True, but I was going for the angle that a virus replicates itself, while malicious code doesnt have to by definition.
What is a virus?
A computer virus is a small program written to alter the way a computer operates, without the permission or knowledge of the user. A virus must meet two criteria:
It must execute itself. It will often place its own code in the path of execution of another program.
It must replicate itself. For example, it may replace other executable files with a copy of the virus infected file. Viruses can infect desktop computers and network servers alike.
virii dont necessarily spread themselves, and they dont necessarilly need to execute temselves.
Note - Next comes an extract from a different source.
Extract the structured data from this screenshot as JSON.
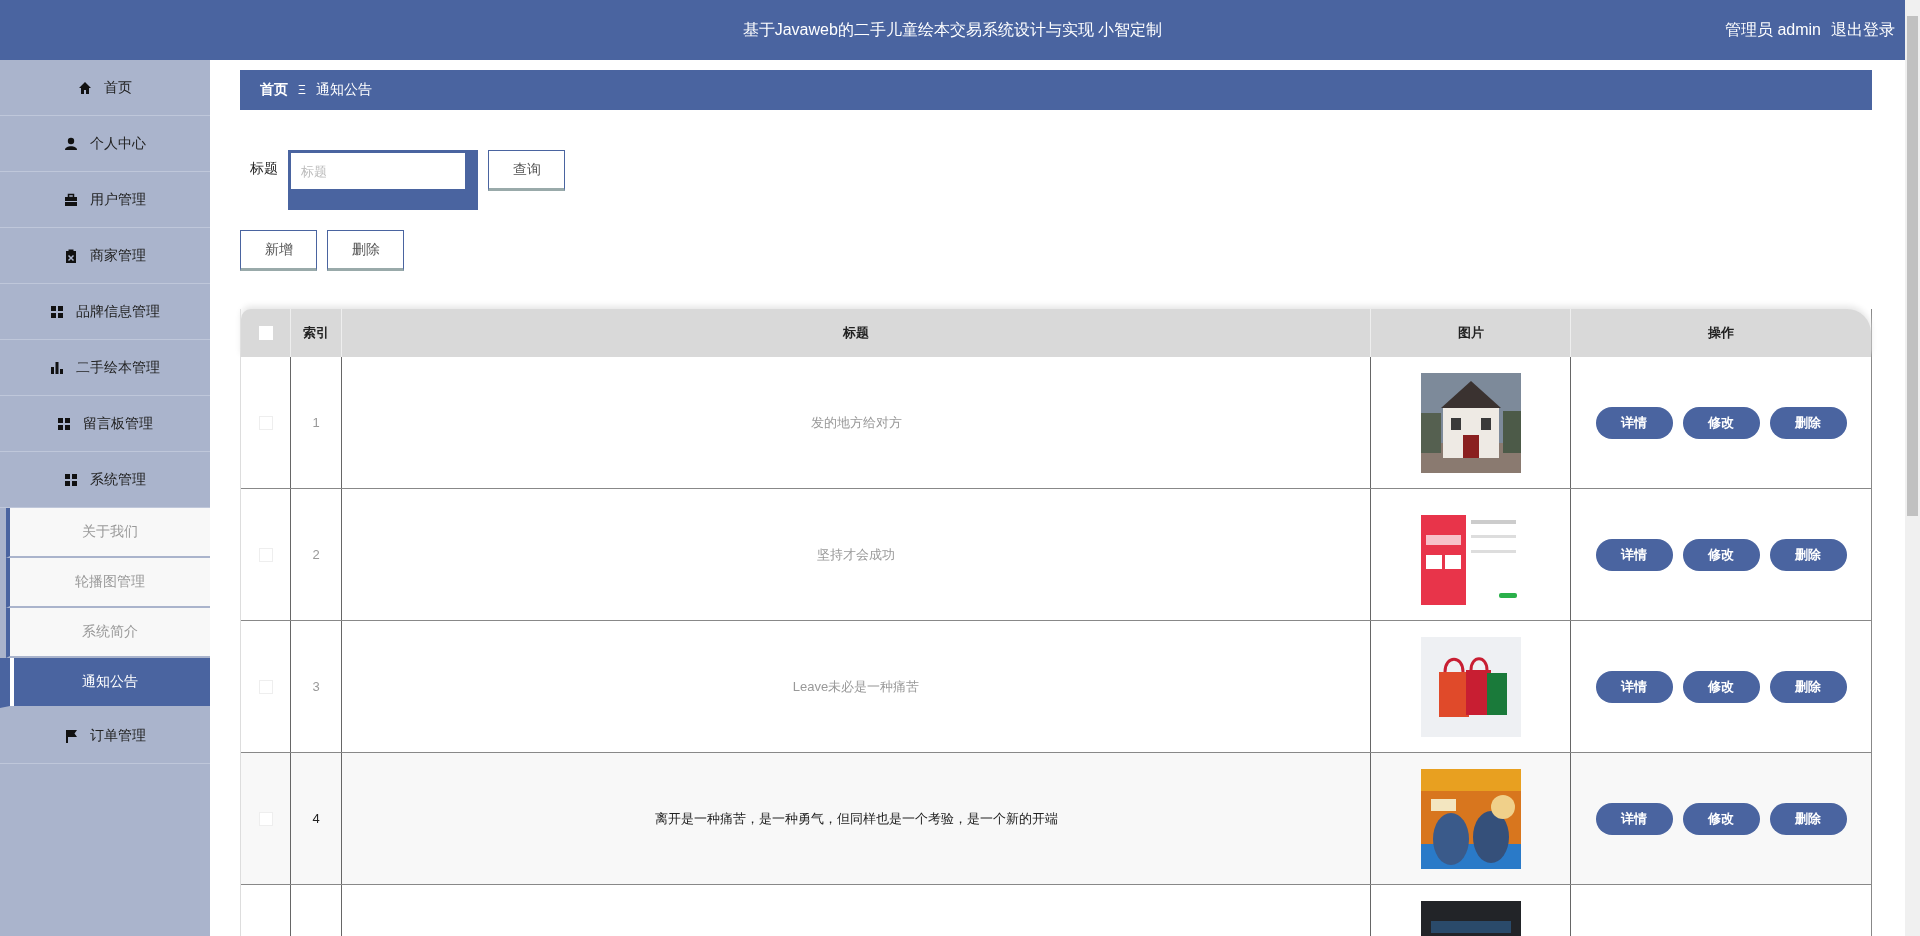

Those are all worm qualities...most viruses need the user to execute them...usually the user is tricked into exevuting.
In which case I'd refer you to the definition of a worm from the same link:
What is a worm?
Worms are programs that replicate themselves from system to system without the use of a host file. This is in contrast to viruses, which requires the spreading of an infected host file. Although worms generally exist inside of other files, often Word or Excel documents, there is a difference between how worms and viruses use the host file. Usually the worm will release a document that already has the "worm" macro inside the document. The entire document will travel from computer to computer, so the entire document should be considered the worm. PrettyPark.Worm is a particularly prevalent example.
You seem to be describing malicious code, for that code to techincally be a virus or worm it must furfill the definitions stated.
It's why a 'virus' or 'worm' got it's name in the first place, biological virii replicate themselves, etc.